The only legitimate use case I’ve encountered is when you need O(1) splicing — merging two lists or splitting one in half. And even then, measure first.

BinaryHeap — Priority Queues

BinaryHeap<T> gives you a max-heap. O(log n) push and pop, and peek() always returns the largest element.

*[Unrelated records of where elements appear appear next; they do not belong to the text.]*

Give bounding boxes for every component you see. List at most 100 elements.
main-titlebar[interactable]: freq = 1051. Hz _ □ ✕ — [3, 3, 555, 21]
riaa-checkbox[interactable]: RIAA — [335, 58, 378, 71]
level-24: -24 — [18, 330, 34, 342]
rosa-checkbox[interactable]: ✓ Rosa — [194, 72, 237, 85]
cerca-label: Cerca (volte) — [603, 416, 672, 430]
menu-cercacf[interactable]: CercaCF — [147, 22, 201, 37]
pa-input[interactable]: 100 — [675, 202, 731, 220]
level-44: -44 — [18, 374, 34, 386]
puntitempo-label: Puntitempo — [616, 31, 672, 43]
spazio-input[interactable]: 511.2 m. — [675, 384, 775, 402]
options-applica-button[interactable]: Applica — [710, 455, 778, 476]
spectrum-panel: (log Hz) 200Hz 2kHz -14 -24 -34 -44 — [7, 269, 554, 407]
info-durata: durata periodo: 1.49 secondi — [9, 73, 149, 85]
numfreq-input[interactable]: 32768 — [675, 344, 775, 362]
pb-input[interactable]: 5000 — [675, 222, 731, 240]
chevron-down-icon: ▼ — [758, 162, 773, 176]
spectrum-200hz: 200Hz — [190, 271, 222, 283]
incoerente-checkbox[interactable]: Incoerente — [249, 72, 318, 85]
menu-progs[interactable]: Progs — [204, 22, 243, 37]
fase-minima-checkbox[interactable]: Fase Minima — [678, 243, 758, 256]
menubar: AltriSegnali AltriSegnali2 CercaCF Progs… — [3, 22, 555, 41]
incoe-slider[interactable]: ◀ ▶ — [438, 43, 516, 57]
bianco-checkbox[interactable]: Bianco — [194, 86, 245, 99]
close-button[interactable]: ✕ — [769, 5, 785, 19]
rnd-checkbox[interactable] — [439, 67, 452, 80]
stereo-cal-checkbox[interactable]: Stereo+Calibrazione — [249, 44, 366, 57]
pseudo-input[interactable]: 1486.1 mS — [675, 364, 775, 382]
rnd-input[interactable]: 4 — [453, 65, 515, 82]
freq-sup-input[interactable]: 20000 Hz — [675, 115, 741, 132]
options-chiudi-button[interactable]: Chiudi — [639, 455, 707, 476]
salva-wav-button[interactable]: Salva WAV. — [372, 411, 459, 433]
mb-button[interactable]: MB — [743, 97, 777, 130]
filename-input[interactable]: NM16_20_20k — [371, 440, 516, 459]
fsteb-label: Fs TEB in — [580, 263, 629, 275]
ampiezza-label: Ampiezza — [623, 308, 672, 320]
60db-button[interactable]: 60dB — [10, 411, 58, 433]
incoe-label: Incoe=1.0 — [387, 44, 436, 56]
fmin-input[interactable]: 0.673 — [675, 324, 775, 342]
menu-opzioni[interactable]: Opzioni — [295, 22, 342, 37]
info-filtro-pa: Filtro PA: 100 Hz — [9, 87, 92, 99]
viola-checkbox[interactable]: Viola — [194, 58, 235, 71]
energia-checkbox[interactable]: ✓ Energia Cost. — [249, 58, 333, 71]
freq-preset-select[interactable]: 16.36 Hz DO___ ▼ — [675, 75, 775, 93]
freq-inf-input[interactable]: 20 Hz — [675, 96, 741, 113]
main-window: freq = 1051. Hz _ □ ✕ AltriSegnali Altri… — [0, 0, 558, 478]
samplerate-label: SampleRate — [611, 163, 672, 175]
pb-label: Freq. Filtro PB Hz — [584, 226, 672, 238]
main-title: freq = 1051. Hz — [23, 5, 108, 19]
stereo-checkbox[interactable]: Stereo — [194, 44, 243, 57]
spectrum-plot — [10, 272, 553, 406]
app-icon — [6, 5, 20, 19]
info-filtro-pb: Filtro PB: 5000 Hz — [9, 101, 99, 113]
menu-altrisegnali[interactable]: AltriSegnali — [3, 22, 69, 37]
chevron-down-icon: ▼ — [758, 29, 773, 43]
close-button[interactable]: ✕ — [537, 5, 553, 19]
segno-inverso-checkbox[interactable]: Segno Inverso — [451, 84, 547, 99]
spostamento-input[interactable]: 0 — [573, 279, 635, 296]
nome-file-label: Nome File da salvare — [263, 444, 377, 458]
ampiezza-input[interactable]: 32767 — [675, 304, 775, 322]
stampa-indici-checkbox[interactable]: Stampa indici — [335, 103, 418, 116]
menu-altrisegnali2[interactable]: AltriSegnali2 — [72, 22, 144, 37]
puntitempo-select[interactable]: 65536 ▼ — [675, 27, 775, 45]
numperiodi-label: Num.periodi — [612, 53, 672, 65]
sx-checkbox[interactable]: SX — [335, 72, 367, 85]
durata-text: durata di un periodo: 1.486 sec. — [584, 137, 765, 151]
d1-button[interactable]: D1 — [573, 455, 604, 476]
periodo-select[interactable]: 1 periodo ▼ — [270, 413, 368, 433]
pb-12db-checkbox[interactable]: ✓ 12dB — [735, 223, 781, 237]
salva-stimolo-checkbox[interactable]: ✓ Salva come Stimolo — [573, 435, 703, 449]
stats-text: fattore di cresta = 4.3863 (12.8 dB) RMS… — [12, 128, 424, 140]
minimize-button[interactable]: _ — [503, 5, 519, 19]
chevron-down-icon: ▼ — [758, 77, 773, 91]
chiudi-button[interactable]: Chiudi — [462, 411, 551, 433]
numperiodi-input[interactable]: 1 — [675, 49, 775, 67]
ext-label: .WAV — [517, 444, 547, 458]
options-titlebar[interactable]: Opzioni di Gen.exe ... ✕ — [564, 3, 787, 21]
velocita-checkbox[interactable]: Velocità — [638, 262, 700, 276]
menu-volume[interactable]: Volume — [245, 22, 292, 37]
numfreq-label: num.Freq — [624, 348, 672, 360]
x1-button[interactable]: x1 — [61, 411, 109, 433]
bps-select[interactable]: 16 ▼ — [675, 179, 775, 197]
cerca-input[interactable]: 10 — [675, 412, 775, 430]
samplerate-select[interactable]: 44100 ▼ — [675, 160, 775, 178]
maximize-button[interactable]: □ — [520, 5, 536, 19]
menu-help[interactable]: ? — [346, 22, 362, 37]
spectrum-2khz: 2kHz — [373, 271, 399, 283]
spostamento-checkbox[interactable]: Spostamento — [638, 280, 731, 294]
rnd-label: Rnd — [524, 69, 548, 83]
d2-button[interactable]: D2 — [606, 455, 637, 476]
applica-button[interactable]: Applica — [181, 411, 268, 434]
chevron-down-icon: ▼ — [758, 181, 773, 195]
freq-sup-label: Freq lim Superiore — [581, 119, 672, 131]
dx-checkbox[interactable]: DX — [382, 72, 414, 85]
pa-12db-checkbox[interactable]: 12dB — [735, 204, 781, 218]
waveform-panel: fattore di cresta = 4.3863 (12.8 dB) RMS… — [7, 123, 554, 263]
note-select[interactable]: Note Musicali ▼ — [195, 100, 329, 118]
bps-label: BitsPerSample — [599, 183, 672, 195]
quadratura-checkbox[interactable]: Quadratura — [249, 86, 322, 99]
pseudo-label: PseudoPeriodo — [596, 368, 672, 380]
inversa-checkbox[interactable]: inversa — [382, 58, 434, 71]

use std::collections::BinaryHeap;
use std::cmp::Reverse;

fn main() {
    // Max-heap by default
    let mut max_heap = BinaryHeap::new();
    max_heap.push(5);
    max_heap.push(1);
    max_heap.push(10);
    max_heap.push(3);

    while let Some(val) = max_heap.pop() {
        print!("{val} "); // 10 5 3 1
    }
    println!();

    // Min-heap: wrap values in Reverse
    let mut min_heap: BinaryHeap<Reverse<i32>> = BinaryHeap::new();
    min_heap.push(Reverse(5));
    min_heap.push(Reverse(1));
    min_heap.push(Reverse(10));
    min_heap.push(Reverse(3));

    while let Some(Reverse(val)) = min_heap.pop() {
        print!("{val} "); // 1 3 5 10
    }
    println!();

    // Task scheduling with priorities
    #[derive(Debug, Eq, PartialEq)]
    struct Task {
        priority: u32,
        name: String,
    }

    impl Ord for Task {
        fn cmp(&self, other: &Self) -> std::cmp::Ordering {
            self.priority.cmp(&other.priority)
        }
    }

    impl PartialOrd for Task {
        fn partial_cmp(&self, other: &Self) -> Option<std::cmp::Ordering> {
            Some(self.cmp(other))
        }
    }

    let mut tasks = BinaryHeap::new();
    tasks.push(Task { priority: 3, name: "Send email".into() });
    tasks.push(Task { priority: 10, name: "Fix production bug".into() });
    tasks.push(Task { priority: 1, name: "Update docs".into() });
    tasks.push(Task { priority: 7, name: "Code review".into() });

    while let Some(task) = tasks.pop() {
        println!("[P{}] {}", task.priority, task.name);
    }
}

Decision Framework

Here’s the cheat sheet I keep in my head:

NeedUseWhy
Growable array, random accessVec<T>Cache-friendly, O(1) index
Queue (FIFO) or dequeVecDeque<T>O(1) both ends
Key-value lookupHashMap<K, V>O(1) average
Sorted key-valueBTreeMap<K, V>O(log n) but ordered iteration
Unique set membershipHashSet<T>O(1) contains
Sorted unique setBTreeSet<T>O(log n) but range queries
Priority queueBinaryHeap<T>O(log n) push/pop, O(1) peek max

And here’s the question I always ask myself: “What operation does this code do most frequently?” If it’s random access, use Vec. If it’s front-and-back operations, VecDeque. If it’s lookups by key, HashMap. If it’s “give me the top N,” BinaryHeap.

The wrong collection choice won’t crash your program. It’ll just make it slower than it needs to be — and that slowness will compound in production under load, exactly when you need performance most.